С наступлением ночи картина изменяется. В одном из углублений горы вы видите тысячи огней — это Саратов. Перед ним возвышаются целые леса мачт, и на мачтах этих дрожат сигнальные огоньки. Черные трубы пароходов грохочут, выбрасывая фонтаны искр. Зеленый остров словно окутан мраком, но он еще не заснул, ибо разложенные костры пылают здесь и там, и от костров этих долетают до вас и шумный говор и веселые песни приехавших на остров саратовцев. Толпы гуляющих рассыпаются по острову, и далеко за полночь слышатся еще и говор, и песни, и треск костров, и шепот влюбленных, и звук поцелуя…

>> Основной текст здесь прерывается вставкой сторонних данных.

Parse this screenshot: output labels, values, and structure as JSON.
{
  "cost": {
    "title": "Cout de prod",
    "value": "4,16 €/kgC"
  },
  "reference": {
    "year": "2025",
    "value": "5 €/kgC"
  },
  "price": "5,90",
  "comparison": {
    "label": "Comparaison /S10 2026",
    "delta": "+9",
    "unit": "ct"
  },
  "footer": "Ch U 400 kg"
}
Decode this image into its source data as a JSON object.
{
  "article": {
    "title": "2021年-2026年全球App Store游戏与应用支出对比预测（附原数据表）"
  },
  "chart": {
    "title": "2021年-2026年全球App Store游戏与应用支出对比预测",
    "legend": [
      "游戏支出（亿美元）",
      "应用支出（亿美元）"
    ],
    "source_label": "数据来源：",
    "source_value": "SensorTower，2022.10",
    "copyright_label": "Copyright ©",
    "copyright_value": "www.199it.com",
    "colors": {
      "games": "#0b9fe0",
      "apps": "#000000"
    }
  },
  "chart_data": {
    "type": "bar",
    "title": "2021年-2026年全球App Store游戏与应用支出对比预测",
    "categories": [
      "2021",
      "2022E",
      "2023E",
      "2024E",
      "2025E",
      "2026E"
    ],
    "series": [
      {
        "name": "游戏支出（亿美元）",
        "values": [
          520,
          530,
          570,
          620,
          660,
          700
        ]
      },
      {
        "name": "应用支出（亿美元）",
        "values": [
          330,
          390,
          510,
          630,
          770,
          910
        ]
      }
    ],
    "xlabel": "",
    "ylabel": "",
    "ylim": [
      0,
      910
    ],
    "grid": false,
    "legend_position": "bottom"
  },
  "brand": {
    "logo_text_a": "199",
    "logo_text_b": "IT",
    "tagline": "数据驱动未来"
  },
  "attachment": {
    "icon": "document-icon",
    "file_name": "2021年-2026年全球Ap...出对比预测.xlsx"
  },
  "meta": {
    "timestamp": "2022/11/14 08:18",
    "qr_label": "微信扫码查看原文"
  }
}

Мы подчалили к острову часов в семь вечера. Передав на сохранение рыбаку свои вещи, мы с Флегонтом Гаврилычем пошли в глубь острова. Миновав землянку рыбака, перерезав наискось обширную поляну, покрытую молодою, сочною зеленью, в достигнув наконец «Сухой гривы», мы пошли по ее опушке, поминутно останавливаясь и прислушиваясь к пению соловьев. Так как мы с Флегонтом Гаврилычем были только вдвоем и так как все наши сетки, свистки и дудочки находились у Ванятки и Василия, оставшихся при лодке, то я положительно не мог понять, для чего именно выслушиваем мы всех этих соловьев, не имея возможности ловить их. Флегонт Гаврилыч шел «передом», а я следовал за ним. Забыв на этот раз про свои височки и не обращая даже ни малейшего внимания на то, что одна панталона была у него за голенищем сапога, а другая наружи, он весь как бы обратился в слух и сосредоточенность. Он едва переводил дыхание, словно замирал, сгибался, ступал неслышно, останавливался, что-то высматривал в кустах; когда приходилось кашлять, то поспешно накрывал рот полою пальто и сердито махал мне рукою, когда мне случалось чем-либо нарушать тишину. Мне было даже страшно как-то обратиться к нему с вопросом: что мы делаем? Так прошли мы версты две. Наконец Флегонт Гаврилыч остановился, снял с себя фуражку, отер пот со лба, поправил височки и, вынув из кармана окурок «цигарки», проговорил с улыбкой:
— Слава богу-с!
— Что? — спросил я.
— Ничего, слава богу… есть-таки!
И, чиркнув по штанам спичкой, закурил «цигарку».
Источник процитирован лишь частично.